How to Split Strings in R - dummies

How to Split Strings in R

By Andrie de Vries, Joris Meys

A collection of combined letters and words is called a string. Whenever you work with text, you need to be able to concatenate words (string them together) and split them apart. In R, you use the paste() function to concatenate and the strsplit() function to split.
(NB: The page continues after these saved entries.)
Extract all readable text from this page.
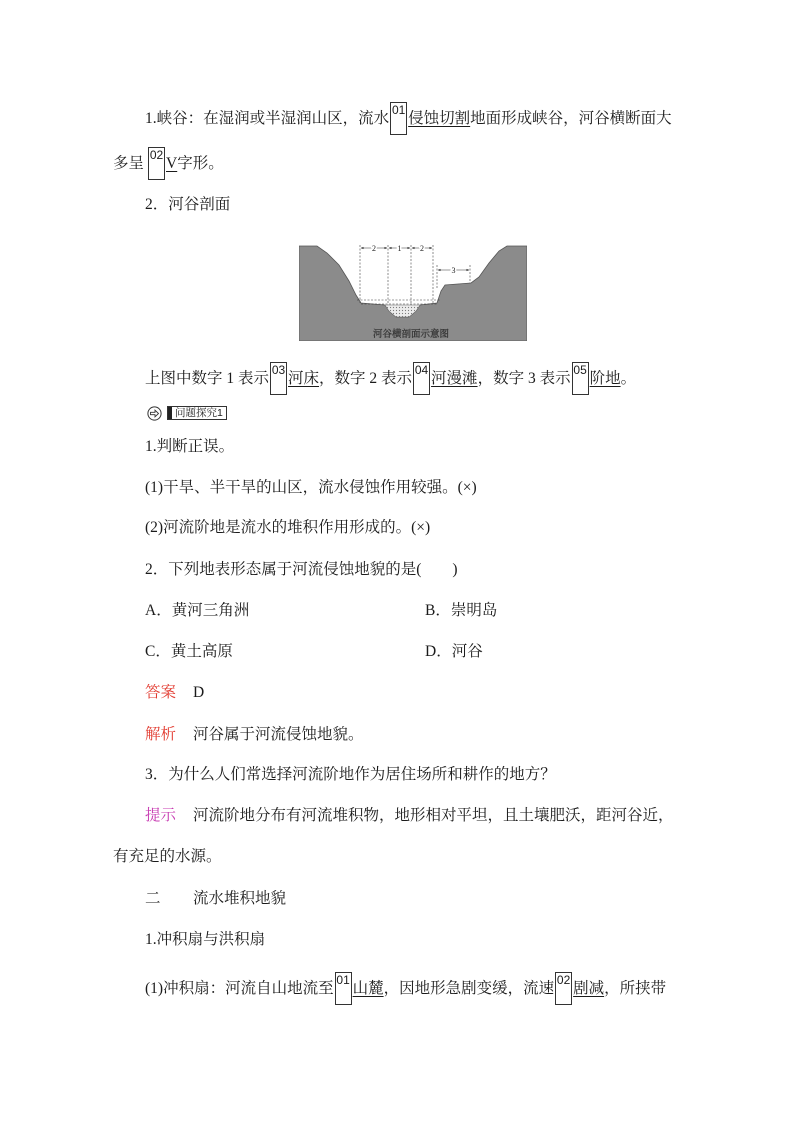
1.峡谷：在湿润或半湿润山区，流水 01 侵蚀切割地面形成峡谷，河谷横断面大
多呈 02 V字形。
2．河谷剖面
2	1 2
3
河谷横剖面示意图
上图中数字 1 表示 03 河床，数字 2 表示 04 河漫滩，数字 3 表示 05 阶地。
问题探究1
1.判断正误。
(1)干旱、半干旱的山区，流水侵蚀作用较强。(×)
(2)河流阶地是流水的堆积作用形成的。(×)
2．下列地表形态属于河流侵蚀地貌的是(　　)
A．黄河三角洲	B．崇明岛
C．黄土高原	D．河谷
答案 D
解析 河谷属于河流侵蚀地貌。
3．为什么人们常选择河流阶地作为居住场所和耕作的地方？
提示 河流阶地分布有河流堆积物，地形相对平坦，且土壤肥沃，距河谷近，
有充足的水源。
二 流水堆积地貌
1.冲积扇与洪积扇
(1)冲积扇：河流自山地流至 01 山麓，因地形急剧变缓，流速 02 剧减，所挟带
In this section, we show you how to use both functions.

First, create a character vector called pangram, and assign it the value “The quick brown fox jumps over the lazy dog”, as follows:

> pangram <- "The quick brown fox jumps over the lazy dog"
> pangram
[1] "The quick brown fox jumps over the lazy dog"

To split this text at the word boundaries (spaces), you can use strsplit() as follows:

> strsplit(pangram, " ")
[1] "The"  "quick" "brown" "fox"  "jumps" "over" "the"  "lazy" "dog"

Notice that the unusual first line of strsplit()’s output consists of [[1]]. Similar to the way that R displays vectors, [[1]] means that R is showing the first element of a list. Lists are extremely important concepts in R; they allow you to combine all kinds of variables.

In the preceding example, this list has only a single element. Yes, that’s right: The list has one element, but that element is a vector.

To extract an element from a list, you have to use double square brackets. Split your pangram into words, and assign the first element to a new variable called words, using double-square-brackets ([[]]) subsetting, as follows:

words <- strsplit(pangram, " ")[[1]]
> words
[1] "The"  "quick" "brown" "fox"  "jumps" "over" "the"  "lazy" "dog"

To find the unique elements of a vector, including a vector of text, you use the unique() function. In the variable words, “the” appears twice: once in lowercase and once with the first letter capitalized. To get a list of the unique words, first convert words to lowercase and then use unique:

> unique(tolower(words))
[1] "the"  "quick" "brown" "fox"  "jumps" "over" "lazy"
[8] "dog"